Article Text

AB0978 Videocapillaroscopy in Raynaud's: an Indian Experience
  1. K. Sivasami,
  2. D.S. Bhakuni,
  3. S. Krishnan,
  4. A. Hegde,
  5. A.T. Atal
  1. Rhematology, Army Hospital (R&R), New Delhi, India


Background Nail Fold Video Capillaroscopy (NFC) is an indispensible non invasive diagnostic modality used in patients with Raynaud's Phenomenon (RP). Formal NFC is still not being carried out as a routine in most of the rheumatic centers in India and there are limited studies on NFC in Indian patients with various systemic connective tissue disorders.

Objectives To characterize the Nail fold capillaroscopic changes in Indian patients using a video capillaroscope and correlate the changes with clinical and immunological profile.

Methods All patients with Rayanud's phenomenon were recruited into the study. Baseline clinical characteristics and laboratory profile were recorded. Antinuclear anitbobies (ANA) on patients sera was performed by Indirect Immunofluorescence (IIF) and ANA profile by Line Immunoassay (LIA) in these patients. Patient were classified as Primary or Secondary RP. Nail fold capillaroscopy (NFC) was performed using a video capillaroscope at 200x magnification and following characteristics were noted: presence of enlarged caapillaries, giant capillaries, capillary disorganization, capillary ramifications and non specific changes. Capillary density was recorded using a semi quantitative scale. Statistical analysis using paired t test and Pearson's correlation was performed to find associations between the various NFC findings and clinical and immunological profile of the patients.
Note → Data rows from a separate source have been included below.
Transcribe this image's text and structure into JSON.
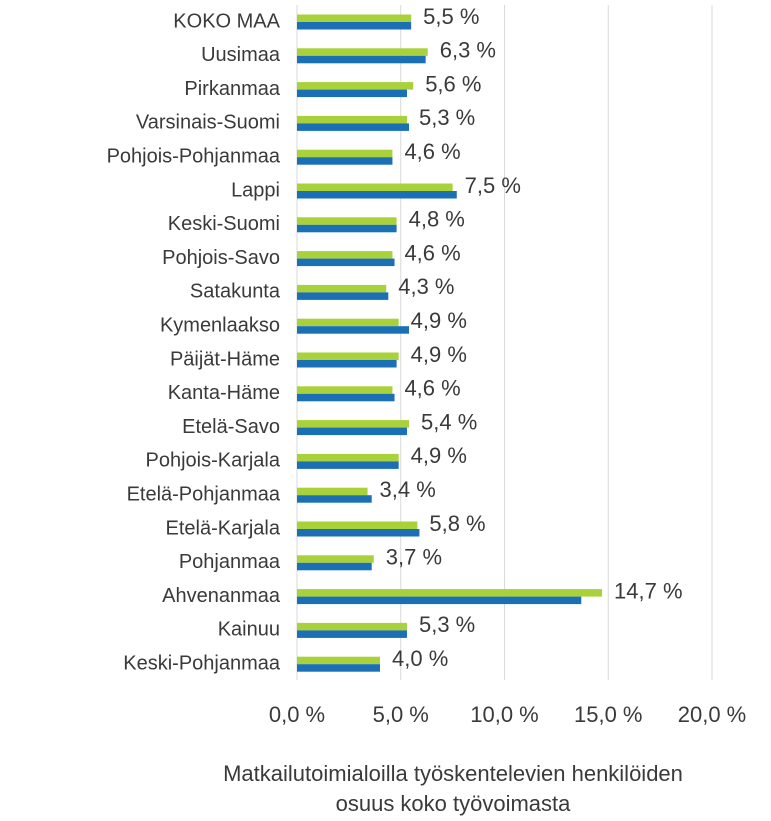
{
  "chart_data": {
    "type": "hbar",
    "categories": [
      "KOKO MAA",
      "Uusimaa",
      "Pirkanmaa",
      "Varsinais-Suomi",
      "Pohjois-Pohjanmaa",
      "Lappi",
      "Keski-Suomi",
      "Pohjois-Savo",
      "Satakunta",
      "Kymenlaakso",
      "Päijät-Häme",
      "Kanta-Häme",
      "Etelä-Savo",
      "Pohjois-Karjala",
      "Etelä-Pohjanmaa",
      "Etelä-Karjala",
      "Pohjanmaa",
      "Ahvenanmaa",
      "Kainuu",
      "Keski-Pohjanmaa"
    ],
    "series": [
      {
        "color": "#a8d13a",
        "values": [
          5.5,
          6.3,
          5.6,
          5.3,
          4.6,
          7.5,
          4.8,
          4.6,
          4.3,
          4.9,
          4.9,
          4.6,
          5.4,
          4.9,
          3.4,
          5.8,
          3.7,
          14.7,
          5.3,
          4.0
        ],
        "value_labels": [
          "5,5 %",
          "6,3 %",
          "5,6 %",
          "5,3 %",
          "4,6 %",
          "7,5 %",
          "4,8 %",
          "4,6 %",
          "4,3 %",
          "4,9 %",
          "4,9 %",
          "4,6 %",
          "5,4 %",
          "4,9 %",
          "3,4 %",
          "5,8 %",
          "3,7 %",
          "14,7 %",
          "5,3 %",
          "4,0 %"
        ]
      },
      {
        "color": "#1a6fb5",
        "values": [
          5.5,
          6.2,
          5.3,
          5.4,
          4.6,
          7.7,
          4.8,
          4.7,
          4.4,
          5.4,
          4.8,
          4.7,
          5.3,
          4.9,
          3.6,
          5.9,
          3.6,
          13.7,
          5.3,
          4.0
        ]
      }
    ],
    "xlim": [
      0,
      20
    ],
    "xticks": [
      {
        "value": 0,
        "label": "0,0 %"
      },
      {
        "value": 5,
        "label": "5,0 %"
      },
      {
        "value": 10,
        "label": "10,0 %"
      },
      {
        "value": 15,
        "label": "15,0 %"
      },
      {
        "value": 20,
        "label": "20,0 %"
      }
    ],
    "grid": true,
    "x_label": [
      "Matkailutoimialoilla työskentelevien henkilöiden",
      "osuus koko työvoimasta"
    ]
  }
}
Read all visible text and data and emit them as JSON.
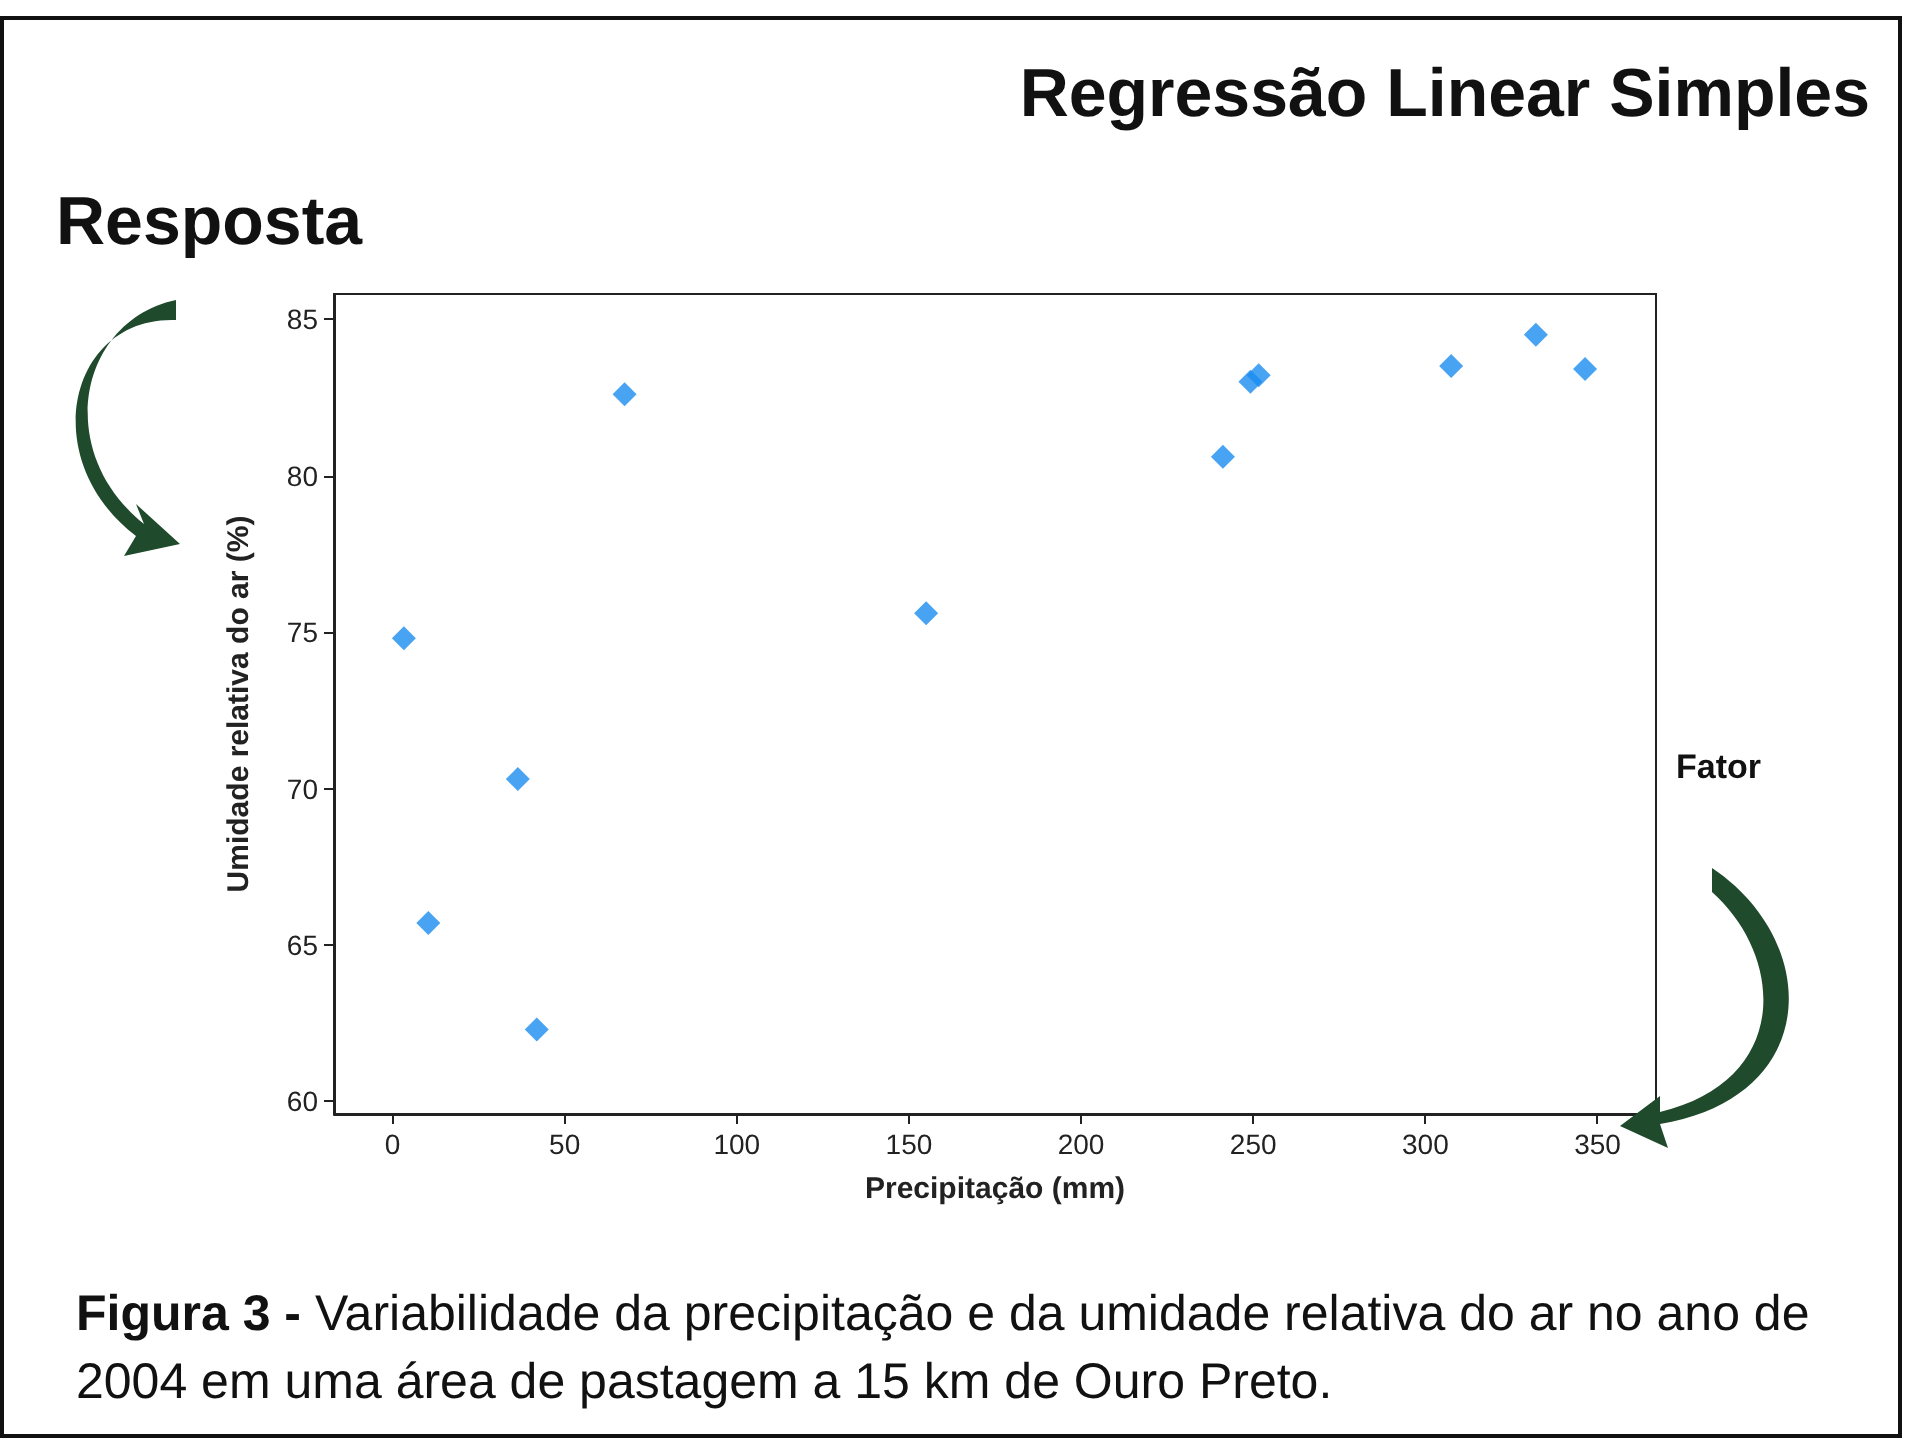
{
  "chart_data": {
    "type": "scatter",
    "title": "Regressão Linear Simples",
    "xlabel": "Precipitação (mm)",
    "ylabel": "Umidade relativa do ar (%)",
    "annotations": [
      "Resposta",
      "Fator",
      "Figura 3 -",
      "Variabilidade da precipitação e da umidade relativa do ar no ano de 2004  em uma área de pastagem a 15 km de Ouro Preto."
    ],
    "x": [
      3.3,
      10.4,
      36.4,
      41.9,
      67.4,
      155,
      241.2,
      249.2,
      251.6,
      307.5,
      332.1,
      346.4
    ],
    "values": [
      74.8,
      65.7,
      70.3,
      62.3,
      82.6,
      75.6,
      80.6,
      83.0,
      83.2,
      83.5,
      84.5,
      83.4
    ],
    "color": "#1a8cf0",
    "marker": "diamond",
    "grid": false,
    "xlim": [
      -17,
      367
    ],
    "xticks": [
      0,
      50,
      100,
      150,
      200,
      250,
      300,
      350
    ],
    "ylim": [
      59.6,
      85.8
    ],
    "yticks": [
      60,
      65,
      70,
      75,
      80,
      85
    ]
  }
}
Results In all 102 patients were included in the study. 89% of the patients had Secondary RP and Systemic sclerosis was the most common CTD present in 36% of these cases. Patients with secondary RP were older (mean age: 40.460±11.81) and had longer disease duration (5.29±5.49) than those with Primary RP (mean age: 28.63 + 3.35 yrs and duration: 2.45±3.20 years respectively). All patients with primary RP were ANA negative and had a normal NFC finding.

In patients with secondary RP arthritis or arthralgia was was the most common systemic feature present in 86.81% of patients. Digital ulcers/pitted scars or gangrene was found in 39.56% of patients and the most common visceral involvement was interstitial lung disease (ILD) found in 45.05% of the patients. NFC changes in the form of capillary loss was significantly associated with digital ulcers and also PAHT. The most common ANA pattern was speckled found in 54% of the 89 patients with ANA positivity by IIF. The most common autoantibodies detected were u1SnRNP and SS-A/Ro 60 kd detected in 25.81 and 25.92% of the patients. There were no specific NFC characteristic with a ANA pattern or a particular autoantibody. Patients with SLE had predominantly non specific findings compared to the rest of the patients. Patients with Anticentromere antibodies had more of capillary enlargement and giant capillary than loss of capillaries. There was no significant change in the NFC findings with patients on therapy.

Conclusions This study is first of its kind to use a video capillaroscope to characterize NFC changes in Indian patients with RP. Characteristic NFC abnormalities are found in patients with SSc and related disorders, while most of the patients with SLE have non specific abnormalities. NFC can also be used as a prognostic tool to predict the presence of peripheral manifestations like digital ulcers and visceral involvement like interstitial lung disease and pulmonary arterial hypertension.